When utilizing surveys for data collection, missing countries and/or missing data may bias the results of the study by not allowing for a complete assessment of surveillance capacity. Additionally, reporting bias could influence the results. We attempted to overcome this limitation by allowing the country-level contacts an opportunity to review interpretation of their data prior to publication. While all countries with WHO and ECDC supported meningococcal surveillance programs were contacted, there are countries outside of these networks that were not asked to participate in this review. Limitations notwithstanding, these results should provide valuable details for countries where this information was previously not publically known. Since this study primarily focused on basic characterization of laboratory capacity, further research is required to determine the advanced capabilities for meningococcal surveillance globally, such as multilocus sequence typing (MLST) or whole genome sequencing (WGS).

CONCLUSIONS

Our study highlights that the serogroup distribution continues to vary by country and WHO region and reports the laboratory capacity for surveillance in multiple regions. Countries should continue monitoring the circulating meningococcal serogroups and strengthen laboratory capacity as is appropriate in their context. These data can inform disease burden estimates and future vaccination policies or evaluations. Additionally, as molecular testing becomes increasingly more affordable, meningococcal surveillance will continue to play an important role in understanding the emergence and global spread of hypervirulent clonal complexes.

Additional Material
Acknowledgements

We greatly appreciate the cooperation of colleagues at the World Health Organization and surveillance networks for their assistance with the laboratory capacity survey. Data from Scotland were kindly provided by Health Protection Scotland. Data from Ireland were kindly provided by the Health Protection Surveillance Centre, Dublin, Ireland. We are grateful for the excellent translation of the meningococcal surveillance capacity survey provided by colleagues at Sanofi Pasteur: Lucia Brick, MD for the Portuguese translation; Denis Macina, MSc for the French translation; and Esteban Puentes, MSc for the Spanish translation.

Notes

[1] Funding: This study was funded by Sanofi Pasteur. MHK and AM are employees of Sanofi Pasteur and had a role in study design, data interpretation, and preparation of the manuscript. YL is supported by a scholarship from the China Scholarship Council. The China Scholarship Council had no role in study design, data interpretation, or preparation of the manuscript. The corresponding author had full access to all the data in the study and had final responsibility for the decision to submit for publication.

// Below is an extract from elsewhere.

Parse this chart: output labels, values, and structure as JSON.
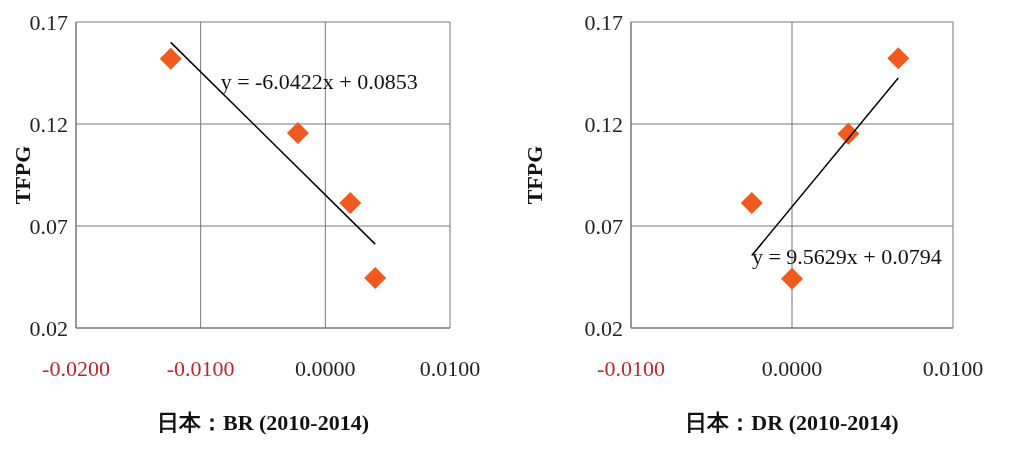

[2] Authorship declaration: MEP reviewed the articles; acquired, extracted, and analyzed the data; and drafted the manuscript. YL extracted data and revised the manuscript for intellectual content. AB assisted with data acquisition and revised the manuscript for intellectual content. AM assisted with meta-analysis design and revised the manuscript for intellectual content. MHK conceived the project, provided input on the first draft, and revised the manuscript for intellectual content. HN conceived the project and revised the manuscript for intellectual content. All members of the Meningococcal Surveillance Group contributed to data acquisition and revised the manuscript for intellectual content. All authors have read and approved the final draft of the manuscript.

[3] Competing intererests: The authors have completed the Unified Competing Interest form at www.icmje.org/coi_disclosure.pdf (available on request from the corresponding author). MHK and AM are employees of Sanofi Pasteur and the remaining authors declare no conflict of interest.